Happy Hearts

“Each person should give what he has
decided in his heart to give,
not reluctantly or under compulsion,
for God loves
a cheerful giver.”
-2 Corinthians 9:7

THE SEASON OF THANKSGIVING IS HERE and should be a time of incredible joy and happiness, for truly we are a blessed people.  We live in a land of incredible opportunity and bounty, and as Christians God has “blessed us in the heavenly realms with every spiritual blessing in Christ” (Ephesians 1:3). 

How do we say “thank you” for incredible blessings such as these?  The simple answer, though not so simply demonstrated, is . . .

to live each moment with a spirit of boundless gratitude, always aware that every blessing we enjoy is the undeserved outpouring of our generous, compassionate heavenly Father.  The apostle Paul describes this kind of gratitude as expressing itself through “cheerful” giving.  The word “cheerful” that Paul uses can also be translated “hilarious.”  We should be so overwhelmed by the magnitude of God’s generosity to us that we are left speechless and giddy; so much so that it expresses itself in free, exhilarating giving with no remorse. 

This was how the Macedonian Christians gave in response to hardships the church in Jerusalem was facing, who “out of the most severe trial, their overflowing joy and their extreme poverty welled up in rich generosity” (2 Corinthians 8:2).  This should be the way we give also—of our heart, our talent, our time, our energy and our resources.

The first Thanksgiving, from which our national holiday was born, occurred in the autumn of 1621 following a brutal winter nearly a year earlier, in which many of the first pilgrim settlers lost their lives.  The survivors forged a relationship with the neighboring Native Americans who taught them how to hunt, fish and raise produce.  The result was a bountiful year of produce and a shared meal with the Wampanoag Native Americans for their kindness and generosity, and to Almighty God, the true source of all goodness and blessing.

Generations later, Sarah J. Hale, a tenacious magazine journalist, was deeply troubled by the deep and painful divide within our nation that led to the Civil War.  She campaigned tirelessly through letter writing to politicians, believing that a national day of Thanksgiving would go a long way in healing the hateful, bloody divide within our nation.  Her efforts were rewarded, and Thanksgiving became a national holiday in 1863 by proclamation of Abraham Lincoln following the Battle of Gettysburg.

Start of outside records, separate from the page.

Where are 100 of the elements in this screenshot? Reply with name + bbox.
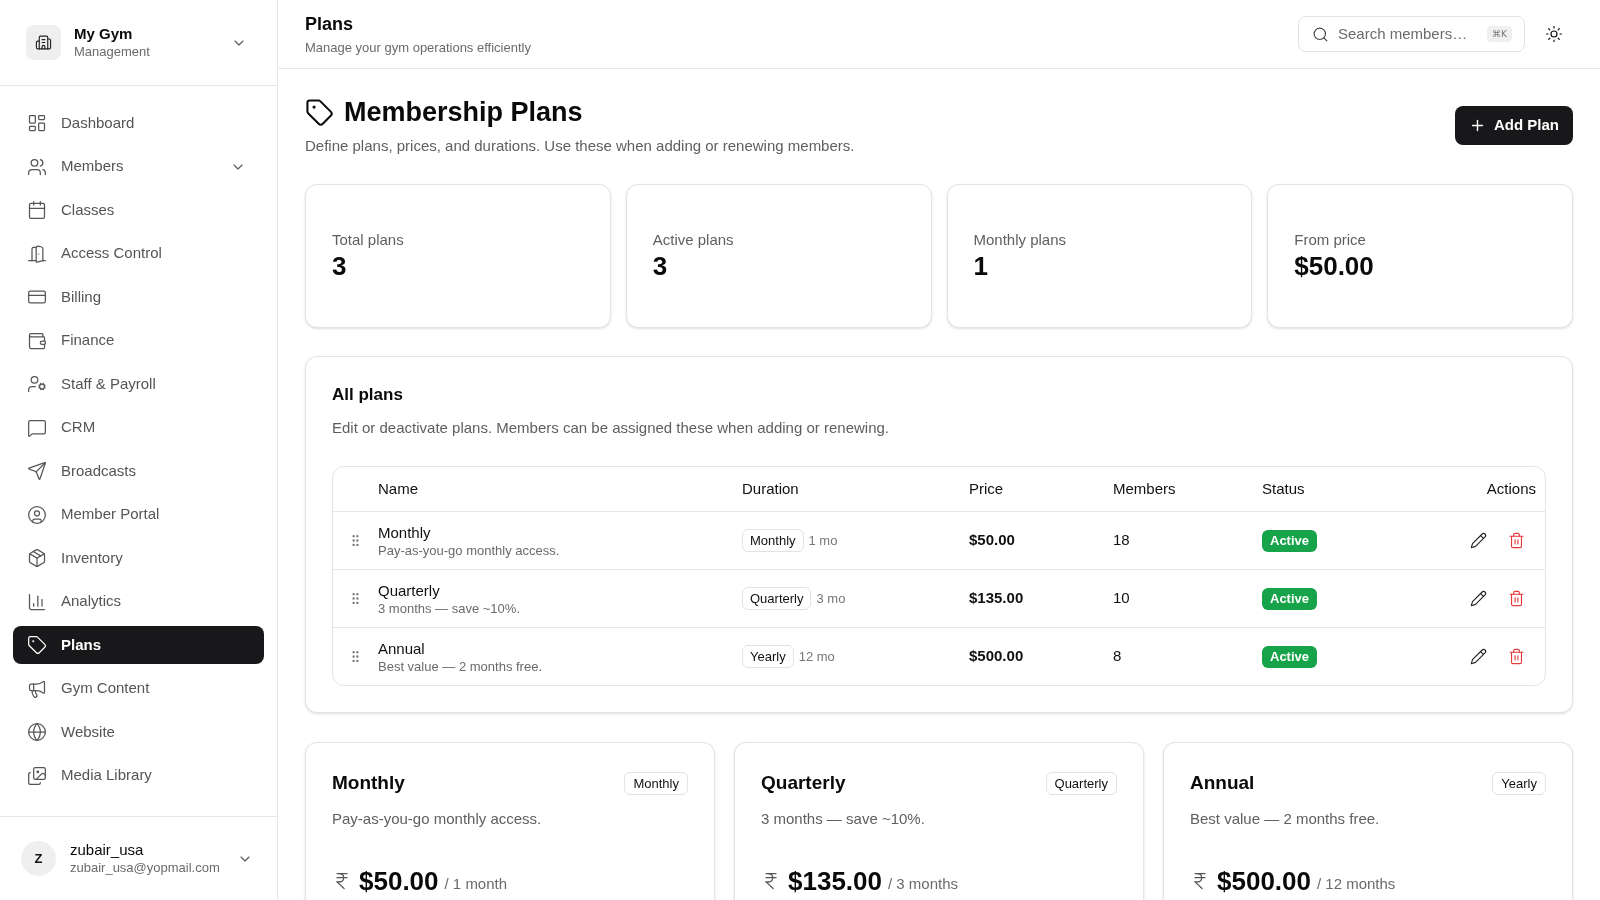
duration-length: 12 mo xyxy=(798,647,835,666)
edit-button[interactable] xyxy=(1468,588,1489,609)
sun-icon[interactable] xyxy=(1545,25,1563,43)
duration-tag: Yearly xyxy=(742,645,794,668)
images-icon xyxy=(27,765,47,786)
members-cell-text: 10 xyxy=(1113,588,1130,609)
calendar-icon xyxy=(27,200,47,220)
status-tag: Active xyxy=(1262,529,1318,552)
column-header: Duration xyxy=(742,478,799,499)
sidebar-item[interactable]: CRM xyxy=(13,408,264,447)
plan-period: / 1 month xyxy=(444,873,508,894)
column-header: Members xyxy=(1113,478,1176,499)
price-cell-text: $50.00 xyxy=(969,530,1015,551)
megaphone-icon xyxy=(27,678,47,699)
plan-period: / 12 months xyxy=(1317,873,1396,894)
page-title: Membership Plans xyxy=(344,96,583,128)
sidebar-item[interactable]: Broadcasts xyxy=(13,452,264,490)
stat-value: $50.00 xyxy=(1294,250,1375,282)
stat-label: From price xyxy=(1294,230,1367,250)
plan-card-description: 3 months — save ~10%. xyxy=(761,809,926,829)
column-header: Price xyxy=(969,478,1004,499)
sidebar-item[interactable]: Classes xyxy=(13,191,264,229)
members-cell-text: 8 xyxy=(1113,646,1122,667)
user-circle-icon xyxy=(27,504,47,525)
globe-icon xyxy=(27,722,47,742)
stat-value: 3 xyxy=(332,250,348,282)
sidebar-item[interactable]: Dashboard xyxy=(13,104,264,142)
avatar: Z xyxy=(21,841,56,876)
duration-tag: Quarterly xyxy=(1045,771,1117,795)
panel-description: Edit or deactivate plans. Members can be assigned these when adding or renewing. xyxy=(332,418,890,438)
users-icon xyxy=(27,156,47,177)
tag-icon xyxy=(27,635,47,655)
brand-subtitle: Management xyxy=(74,43,150,61)
duration-length: 3 mo xyxy=(816,589,846,608)
pencil-icon xyxy=(1470,532,1487,549)
price-cell-text: $135.00 xyxy=(969,588,1024,609)
tag-icon xyxy=(305,97,334,127)
plan-description: 3 months — save ~10%. xyxy=(378,599,520,617)
sidebar-item[interactable]: Plans xyxy=(13,626,264,664)
stat-value: 3 xyxy=(652,250,669,282)
search-input[interactable]: Search members… xyxy=(1338,22,1479,46)
page-header-subtitle: Manage your gym operations efficiently xyxy=(305,38,531,57)
sidebar-item[interactable]: Inventory xyxy=(13,539,264,577)
duration-tag: Yearly xyxy=(1492,771,1546,795)
panel-title: All plans xyxy=(332,384,404,406)
sidebar-item[interactable]: Access Control xyxy=(13,234,264,273)
user-email: zubair_usa@yopmail.com xyxy=(70,859,220,877)
add-plan-button[interactable]: Add Plan xyxy=(1455,106,1573,145)
plan-card-title: Monthly xyxy=(332,771,405,795)
plus-icon xyxy=(1469,117,1486,134)
plan-card-description: Best value — 2 months free. xyxy=(1190,809,1381,829)
sidebar-item[interactable]: Website xyxy=(13,713,264,751)
duration-tag: Quarterly xyxy=(742,587,812,610)
sidebar-item[interactable]: Media Library xyxy=(13,756,264,795)
duration-length: 1 mo xyxy=(808,531,838,550)
plan-price: $135.00 xyxy=(788,865,882,898)
sidebar-item[interactable]: Members xyxy=(13,147,264,186)
shortcut-hint: ⌘K xyxy=(1487,26,1512,42)
sidebar-item[interactable]: Finance xyxy=(13,321,264,360)
door-icon xyxy=(27,243,47,264)
price-cell-text: $500.00 xyxy=(969,646,1024,667)
duration-tag: Monthly xyxy=(742,529,804,552)
box-icon xyxy=(27,548,47,568)
edit-button[interactable] xyxy=(1468,646,1489,667)
trash-icon xyxy=(1508,532,1525,549)
user-name: zubair_usa xyxy=(70,840,145,859)
wallet-icon xyxy=(27,330,47,351)
trash-icon xyxy=(1508,648,1525,665)
bar-chart-icon xyxy=(27,591,47,612)
trash-icon xyxy=(1508,590,1525,607)
plan-price: $500.00 xyxy=(1217,865,1311,898)
layout-grid-icon xyxy=(27,113,47,133)
sidebar-item[interactable]: Member Portal xyxy=(13,495,264,534)
plan-card-title: Annual xyxy=(1190,771,1255,795)
plan-name: Quarterly xyxy=(378,580,440,600)
column-header: Status xyxy=(1262,478,1305,499)
sidebar-item[interactable]: Staff & Payroll xyxy=(13,365,264,403)
plan-card-title: Quarterly xyxy=(761,771,846,795)
sidebar-item[interactable]: Billing xyxy=(13,278,264,316)
members-cell-text: 18 xyxy=(1113,530,1130,551)
edit-button[interactable] xyxy=(1468,530,1489,551)
stat-value: 1 xyxy=(973,250,989,282)
plan-name: Annual xyxy=(378,638,425,658)
duration-tag: Monthly xyxy=(624,771,688,795)
column-header: Actions xyxy=(1486,478,1537,499)
user-gear-icon xyxy=(27,374,47,394)
paper-plane-icon xyxy=(27,461,47,481)
plan-period: / 3 months xyxy=(888,873,959,894)
stat-label: Total plans xyxy=(332,230,405,250)
sidebar-item[interactable]: Analytics xyxy=(13,582,264,621)
plan-price: $50.00 xyxy=(359,865,439,898)
plan-name: Monthly xyxy=(378,522,431,542)
search-field[interactable]: Search members… ⌘K xyxy=(1298,16,1525,52)
plan-card-description: Pay-as-you-go monthly access. xyxy=(332,809,543,829)
sidebar-item[interactable]: Gym Content xyxy=(13,669,264,708)
pencil-icon xyxy=(1470,590,1487,607)
status-tag: Active xyxy=(1262,645,1318,668)
plan-description: Best value — 2 months free. xyxy=(378,657,543,675)
chat-bubble-icon xyxy=(27,417,47,438)
stat-label: Monthly plans xyxy=(973,230,1068,250)
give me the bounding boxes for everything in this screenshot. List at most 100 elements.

Since that time, our celebration of Thanksgiving has devolved from one of deep gratitude to Almighty God for His grace, mercy and bounty, to one that revolves, almost exclusively, around family, leisure, parades, sports and shopping.

With a new and ugly political and worldview divide blighting our nation, it is time we once again remember the source of all our blessings and the One who alone can heal the national wounds we feel.  It is time we truly count our blessings, naming them one by one.  It is time that we loosen the cords that often bind our hearts and let generosity and goodness flow out of a cheerful and giddy heart for all that God has done.  We (the Church—the Body of Christ) are the primary vehicles God has ordained to bring healing and blessing to the world.

It begins with us realizing the blessing of God in our own lives and responding in appropriate expressions of gratitude.